Die neue NIST-Methode könnte die Kapazität des 5G-Funknetzes erhöhen und die Kosten senken.
5G-Systeme vermeiden die Überlastung herkömmlicher Funkkanäle durch die Nutzung höherer Millimeterwellen-Frequenzbänder. Übertragungen in diesen Frequenzen verlieren viel Energie auf dem Weg, was das empfangene Signal schwächt. Eine Lösung sind „intelligente“ Antennen, die ungewöhnlich schmale Strahlenbündel – den Bereich im Raum, in dem Signale gesendet oder empfangen werden – erzeugen und diese schnell in verschiedene Richtungen lenken können.
Die Antennenstrahlbreite beeinflusst Design und Leistung drahtloser Systeme. Eine neue, auf NIST-Messungen basierende Methode ermöglicht Systemdesignern und Ingenieuren die Ermittlung der optimalen Antennenstrahlbreite für reale Umgebungen.
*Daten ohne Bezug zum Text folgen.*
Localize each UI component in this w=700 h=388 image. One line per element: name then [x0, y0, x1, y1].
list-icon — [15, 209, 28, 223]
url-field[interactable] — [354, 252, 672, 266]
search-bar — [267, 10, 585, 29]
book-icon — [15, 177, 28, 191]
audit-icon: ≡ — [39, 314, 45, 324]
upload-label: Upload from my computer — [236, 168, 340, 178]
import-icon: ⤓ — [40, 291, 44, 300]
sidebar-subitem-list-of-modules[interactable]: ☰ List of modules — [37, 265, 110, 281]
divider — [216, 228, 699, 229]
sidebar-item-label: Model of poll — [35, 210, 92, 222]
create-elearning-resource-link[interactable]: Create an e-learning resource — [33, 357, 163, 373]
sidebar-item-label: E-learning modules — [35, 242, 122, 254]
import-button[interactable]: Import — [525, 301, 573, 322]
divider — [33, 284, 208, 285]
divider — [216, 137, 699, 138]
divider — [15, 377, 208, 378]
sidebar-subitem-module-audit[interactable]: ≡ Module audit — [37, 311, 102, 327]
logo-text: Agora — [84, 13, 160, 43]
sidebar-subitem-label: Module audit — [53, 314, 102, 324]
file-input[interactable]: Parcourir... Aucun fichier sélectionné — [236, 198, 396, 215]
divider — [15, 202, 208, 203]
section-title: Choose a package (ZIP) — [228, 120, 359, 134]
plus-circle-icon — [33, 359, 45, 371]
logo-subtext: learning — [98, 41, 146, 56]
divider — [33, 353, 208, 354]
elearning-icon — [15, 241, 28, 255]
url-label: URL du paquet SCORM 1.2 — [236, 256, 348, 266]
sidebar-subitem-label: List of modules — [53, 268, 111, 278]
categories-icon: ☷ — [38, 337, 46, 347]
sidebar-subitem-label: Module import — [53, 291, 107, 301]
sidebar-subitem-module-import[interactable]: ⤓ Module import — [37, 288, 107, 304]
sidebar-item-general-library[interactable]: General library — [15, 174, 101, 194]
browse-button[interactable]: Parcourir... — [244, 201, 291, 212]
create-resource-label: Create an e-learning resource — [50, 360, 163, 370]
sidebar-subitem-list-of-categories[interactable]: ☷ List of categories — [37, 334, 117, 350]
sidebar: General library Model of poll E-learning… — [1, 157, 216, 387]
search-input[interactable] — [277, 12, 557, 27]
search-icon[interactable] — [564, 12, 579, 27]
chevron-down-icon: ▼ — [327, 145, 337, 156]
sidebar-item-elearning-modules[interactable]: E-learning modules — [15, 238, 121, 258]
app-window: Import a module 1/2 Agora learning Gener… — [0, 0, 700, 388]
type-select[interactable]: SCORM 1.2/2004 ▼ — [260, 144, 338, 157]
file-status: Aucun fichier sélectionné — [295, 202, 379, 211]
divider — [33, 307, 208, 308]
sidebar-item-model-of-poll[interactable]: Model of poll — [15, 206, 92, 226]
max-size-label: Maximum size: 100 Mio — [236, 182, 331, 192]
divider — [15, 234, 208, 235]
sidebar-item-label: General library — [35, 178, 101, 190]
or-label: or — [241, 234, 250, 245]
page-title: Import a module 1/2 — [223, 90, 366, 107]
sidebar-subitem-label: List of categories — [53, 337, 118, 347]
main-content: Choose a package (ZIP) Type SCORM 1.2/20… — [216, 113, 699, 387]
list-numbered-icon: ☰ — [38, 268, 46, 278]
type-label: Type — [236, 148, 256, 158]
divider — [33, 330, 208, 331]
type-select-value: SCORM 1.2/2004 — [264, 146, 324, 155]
„Unsere neue Methode könnte die Kosten senken, indem sie die Erfolgswahrscheinlichkeit bei der anfänglichen Netzwerkplanung erhöht und einen Großteil des derzeit notwendigen Ausprobierens überflüssig macht“, erklärt NIST-Ingenieurin Kate Remley. „Die Methode würde zudem den Einsatz neuer Basisstationen fördern, die gleichzeitig oder in schneller Folge an mehrere Nutzer senden, ohne dass sich die Antennenstrahlen gegenseitig stören. Dies wiederum würde die Netzwerkkapazität erhöhen und die Kosten bei gleichzeitig höherer Zuverlässigkeit senken.“
Dies ist die erste detaillierte, messbasierte Studie, die untersucht, wie Antennenstrahlbreite und -ausrichtung mit der Umgebung interagieren und die Millimeterwellen-Signalübertragung beeinflussen. Bei dem Verfahren werden NIST-Messungen, die einen weiten Bereich von Antennenstrahlwinkeln abdecken, in ein omnidirektionales Antennenmuster umgewandelt, das alle Winkel gleichmäßig abdeckt. Dieses omnidirektionale Muster kann dann in immer schmalere Strahlbreiten segmentiert werden. Nutzer können so bewerten und modellieren, wie sich die Antennenstrahlcharakteristika auf bestimmten Arten von Funkkanälen verhalten.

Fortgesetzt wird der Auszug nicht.